La déficience en vitamine D est associée à un surrisque de maladie d’Alzheimer

La déficience en vitamine D est associée à un surrisque de maladie d’Alzheimer

Fabienne Rigal
| 19.05.2017

Deux études menées par une équipe internationale dont des chercheurs de l'INSERM et parues dans « Alzheimer’s and dementia » montrent que la déficience en vitamine D, et en d’autres nutriments liposolubles, serait associée à un risque plus important de développer une maladie d’Alzheimer. Catherine Féart et Cécilia Samieri, deux des auteurs, commentent leurs résultats pour « le Quotidien ».

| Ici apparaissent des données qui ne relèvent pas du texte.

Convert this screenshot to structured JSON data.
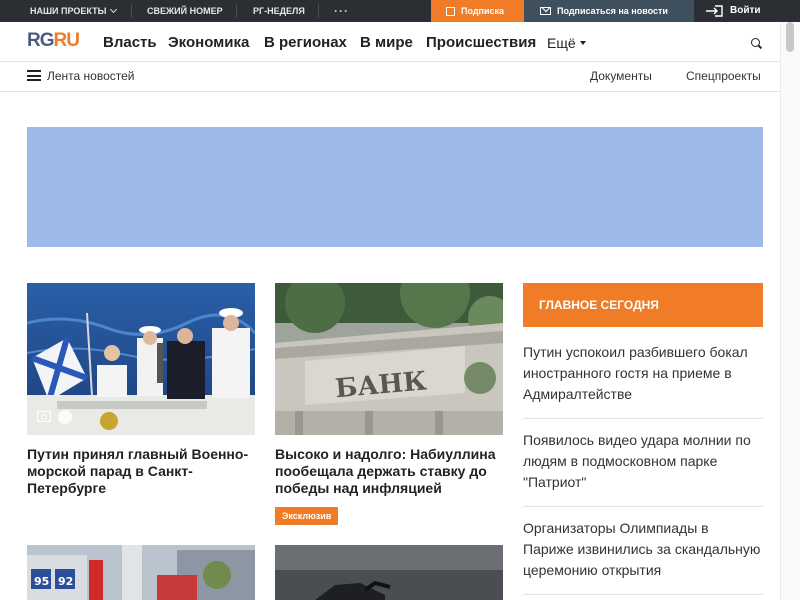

La première étude s’est penchée sur 916 participants à la cohorte des Trois Cités (3C) et sur leur statut en vitamine D. Dans cette cohorte avaient été incluses en l’an 2000 des personnes de 65 ans et plus, non-démentes. Des prélèvements sanguins avaient été réalisés à l’inclusion et les participants ont été régulièrement revus pour évaluer leur état cognitif et de santé générale. Sur ces 916 participants, 177 ont développé une maladie neurodégénérative, dont 124 une maladie d’Alzheimer, dans les 12 années suivant leur inclusion.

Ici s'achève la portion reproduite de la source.